Timoté fait du vélo (3 mai 2018) de Emmanuelle MASSONAUD et Mélanie COMBES

Timoté est un petit lapin qui, au fil des albums, partage sa vie avec ses copains et sa famille. Aujourd’hui, Timoté va enfin essayer son nouveau vélo. Après quelques tentatives un peu difficiles, Timoté peut désormais rouler à coté de maman pour aller au parc mais, attention, il faut respecter les consignes de sécurité et le code de la route ! Il va aussi apprendre à prêter son joli vélo à ses copains. Beaucoup d’émotions en perspective !

Chronique : Un Timoté est toujours une une jolie histoire à raconté au enfants. Les couleurs du livre sont à la fois vives et douces et animent des dessins tendres et ronds.
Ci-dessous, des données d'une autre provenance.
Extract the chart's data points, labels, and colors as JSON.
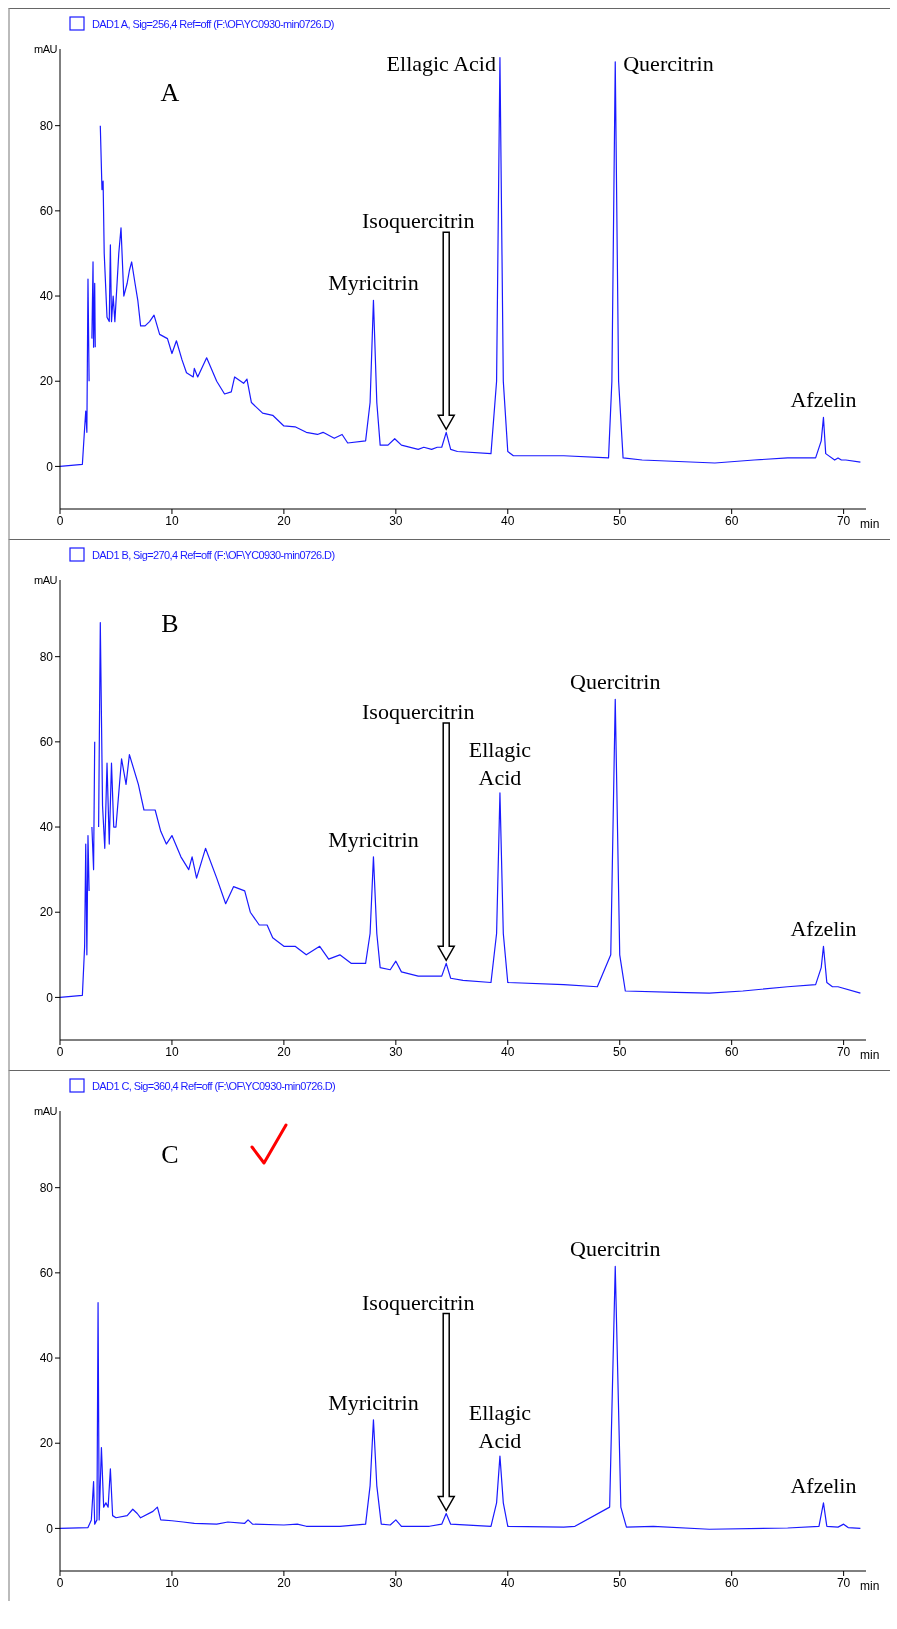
{
  "chart_data": [
    {
      "type": "line",
      "title": "A",
      "ylabel": "mAU",
      "xlabel": "min",
      "xlim": [
        0,
        72
      ],
      "xticks": [
        0,
        10,
        20,
        30,
        40,
        50,
        60,
        70
      ],
      "ylim": [
        -10,
        98
      ],
      "yticks": [
        0,
        20,
        40,
        60,
        80
      ],
      "grid": false,
      "legend": "top left",
      "marker": "none",
      "line_style": "solid",
      "series": [
        {
          "name": "DAD1 A, Sig=256,4 Ref=off (F:\\OF\\YC0930-min0726.D)",
          "color": "#1a1aff",
          "x": [
            0,
            2.0,
            2.2,
            2.3,
            2.4,
            2.5,
            2.6,
            2.75,
            2.85,
            2.95,
            3.0,
            3.1,
            3.15,
            3.35,
            3.6,
            3.75,
            3.85,
            3.95,
            4.2,
            4.4,
            4.5,
            4.6,
            4.75,
            4.9,
            5.25,
            5.45,
            5.7,
            6.0,
            6.2,
            6.4,
            6.7,
            6.95,
            7.2,
            7.6,
            8.0,
            8.4,
            8.9,
            9.6,
            10.0,
            10.4,
            10.9,
            11.3,
            11.9,
            12.0,
            12.3,
            13.1,
            14.0,
            14.7,
            15.3,
            15.6,
            16.4,
            16.7,
            17.1,
            18.1,
            19.0,
            20,
            21,
            22,
            23,
            23.5,
            24.5,
            25.2,
            25.7,
            27.3,
            27.7,
            28,
            28.3,
            28.6,
            29.3,
            29.9,
            30.5,
            32,
            32.5,
            33.2,
            33.7,
            34.1,
            34.5,
            34.9,
            35.5,
            38.5,
            39.0,
            39.3,
            39.6,
            40.0,
            40.5,
            45,
            49,
            49.3,
            49.6,
            49.9,
            50.3,
            52,
            58.5,
            62,
            65,
            67.5,
            68,
            68.2,
            68.4,
            69.2,
            69.5,
            69.8,
            70.2,
            71.5
          ],
          "values": [
            0,
            0.5,
            9,
            13,
            8,
            44,
            20,
            null,
            30,
            48,
            28,
            43,
            28,
            null,
            80,
            65,
            67,
            50,
            35,
            34,
            52,
            34,
            40,
            34,
            50,
            56,
            40,
            43,
            46,
            48,
            43,
            39,
            33,
            33,
            34,
            35.5,
            31,
            30,
            26.5,
            29.5,
            25,
            22,
            21,
            23,
            21,
            25.5,
            20,
            17,
            17.5,
            21,
            19.5,
            20.5,
            15,
            12.5,
            12,
            9.5,
            9.3,
            8,
            7.5,
            8,
            6.6,
            7.5,
            5.5,
            6,
            15,
            39,
            15,
            5,
            5,
            6.5,
            5,
            4,
            4.5,
            4,
            4.5,
            4.5,
            8,
            4,
            3.5,
            3,
            20,
            96,
            20,
            3.5,
            2.5,
            2.5,
            2,
            20,
            95,
            20,
            2,
            1.5,
            0.8,
            1.5,
            2,
            2,
            6,
            11.5,
            3,
            1.5,
            2,
            1.5,
            1.5,
            1
          ]
        }
      ],
      "annotations": [
        {
          "text": "Myricitrin",
          "x": 28,
          "y": 39
        },
        "Isoquercitrin",
        {
          "text": "Ellagic Acid",
          "x": 39.3,
          "y": 96
        },
        {
          "text": "Quercitrin",
          "x": 49.6,
          "y": 95
        },
        {
          "text": "Afzelin",
          "x": 68.2,
          "y": 11.5
        }
      ]
    },
    {
      "type": "line",
      "title": "B",
      "ylabel": "mAU",
      "xlabel": "min",
      "xlim": [
        0,
        72
      ],
      "xticks": [
        0,
        10,
        20,
        30,
        40,
        50,
        60,
        70
      ],
      "ylim": [
        -10,
        98
      ],
      "yticks": [
        0,
        20,
        40,
        60,
        80
      ],
      "grid": false,
      "legend": "top left",
      "marker": "none",
      "line_style": "solid",
      "series": [
        {
          "name": "DAD1 B, Sig=270,4 Ref=off (F:\\OF\\YC0930-min0726.D)",
          "color": "#1a1aff",
          "x": [
            0,
            2.0,
            2.2,
            2.3,
            2.4,
            2.5,
            2.6,
            2.75,
            2.85,
            3.0,
            3.1,
            3.3,
            3.45,
            3.6,
            3.8,
            4.0,
            4.2,
            4.4,
            4.6,
            4.8,
            5.0,
            5.5,
            5.9,
            6.2,
            7.0,
            7.5,
            8.5,
            9.0,
            9.5,
            10.0,
            10.8,
            11.5,
            11.8,
            12.2,
            13.0,
            14.0,
            14.8,
            15.5,
            16.5,
            17.0,
            17.8,
            18.5,
            19.0,
            20,
            21,
            22,
            23.2,
            24,
            25,
            26,
            27.3,
            27.7,
            28,
            28.3,
            28.6,
            29.5,
            30,
            30.5,
            32,
            33.5,
            34.1,
            34.5,
            34.9,
            36,
            38.5,
            39,
            39.3,
            39.6,
            40,
            45,
            48,
            49.2,
            49.6,
            50,
            50.5,
            55,
            58,
            61,
            65,
            67.5,
            68,
            68.2,
            68.5,
            69,
            69.5,
            71.5
          ],
          "values": [
            0,
            0.5,
            12,
            36,
            10,
            38,
            25,
            null,
            40,
            30,
            60,
            null,
            40,
            88,
            45,
            35,
            55,
            36,
            55,
            40,
            40,
            56,
            50,
            57,
            50,
            44,
            44,
            39,
            36,
            38,
            33,
            30,
            33,
            28,
            35,
            28,
            22,
            26,
            25,
            20,
            17,
            17,
            14,
            12,
            12,
            10,
            12,
            9,
            10,
            8,
            8,
            15,
            33,
            15,
            7,
            6.5,
            8.5,
            6,
            5,
            5,
            5,
            8,
            4.5,
            4,
            3.5,
            15,
            48,
            15,
            3.5,
            3,
            2.5,
            10,
            70,
            10,
            1.5,
            1.2,
            1,
            1.5,
            2.5,
            3,
            7,
            12,
            3.5,
            2.5,
            2.5,
            1
          ]
        }
      ],
      "annotations": [
        {
          "text": "Myricitrin",
          "x": 28,
          "y": 33
        },
        "Isoquercitrin",
        {
          "text": "Ellagic\nAcid",
          "x": 39.3,
          "y": 48
        },
        {
          "text": "Quercitrin",
          "x": 49.6,
          "y": 70
        },
        {
          "text": "Afzelin",
          "x": 68.2,
          "y": 12
        }
      ]
    },
    {
      "type": "line",
      "title": "C",
      "ylabel": "mAU",
      "xlabel": "min",
      "xlim": [
        0,
        72
      ],
      "xticks": [
        0,
        10,
        20,
        30,
        40,
        50,
        60,
        70
      ],
      "ylim": [
        -10,
        98
      ],
      "yticks": [
        0,
        20,
        40,
        60,
        80
      ],
      "grid": false,
      "legend": "top left",
      "marker": "none",
      "line_style": "solid",
      "series": [
        {
          "name": "DAD1 C, Sig=360,4 Ref=off (F:\\OF\\YC0930-min0726.D)",
          "color": "#1a1aff",
          "x": [
            0,
            2.5,
            2.8,
            3.0,
            3.1,
            3.3,
            3.4,
            3.5,
            3.7,
            3.9,
            4.1,
            4.3,
            4.5,
            4.7,
            5,
            6,
            6.5,
            6.9,
            7.2,
            8.3,
            8.7,
            9,
            10,
            11,
            12,
            14,
            15,
            16.5,
            16.8,
            17.2,
            20,
            21.2,
            22,
            25,
            27.3,
            27.7,
            28,
            28.3,
            28.7,
            29.5,
            30,
            30.5,
            33,
            34.1,
            34.5,
            34.9,
            38.5,
            39,
            39.3,
            39.6,
            40,
            45,
            46,
            49.1,
            49.6,
            50.1,
            50.6,
            53,
            58,
            65,
            67.8,
            68.2,
            68.5,
            69.5,
            70,
            70.4,
            71.5
          ],
          "values": [
            0,
            0.2,
            2,
            11,
            1,
            2,
            53,
            2,
            19,
            5,
            6,
            5,
            14,
            3,
            2.5,
            3,
            4.5,
            3.5,
            2.5,
            4,
            5,
            2,
            1.8,
            1.5,
            1.2,
            1,
            1.5,
            1.2,
            2,
            1,
            0.8,
            1,
            0.5,
            0.5,
            1,
            10,
            25.5,
            10,
            1,
            0.8,
            2,
            0.5,
            0.5,
            1,
            3.5,
            1,
            0.5,
            6,
            17,
            6,
            0.5,
            0.3,
            0.5,
            5,
            61.5,
            5,
            0.3,
            0.5,
            -0.2,
            0.1,
            0.5,
            6,
            0.5,
            0.3,
            1,
            0.2,
            0
          ]
        }
      ],
      "annotations": [
        {
          "text": "Myricitrin",
          "x": 28,
          "y": 25.5
        },
        "Isoquercitrin",
        {
          "text": "Ellagic\nAcid",
          "x": 39.3,
          "y": 17
        },
        {
          "text": "Quercitrin",
          "x": 49.6,
          "y": 61.5
        },
        {
          "text": "Afzelin",
          "x": 68.2,
          "y": 6
        }
      ]
    }
  ]
}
Il y a des détails charmants dans les illustrations. le jeune lecteur est invité à chercher des petites choses dans la page, à faire marcher son imagination et son observation. Il y a aussi un jeu des différences à la fin de l’album. L’album est adorable, Timoté et sa famille sont si mignons !

Note : 9/10

 

  • Relié: 24 pages
  • Editeur : Grund (3 mai 2018)
  • Collection : TIMOTE

51dz9T7T3aL._SY498_BO1,204,203,200_.jpg

 

Arthur le bandit (3 mai 2018) de Benoit Debecker

C’est l’histoire d’un bandit qui passe ses journées à détrousser les gens et à réaliser de bons desserts. Suite à un accident, il rencontre une dame qui prend soin de lui et surtout lui apprend à lire. Cette découverte le transforme complètement.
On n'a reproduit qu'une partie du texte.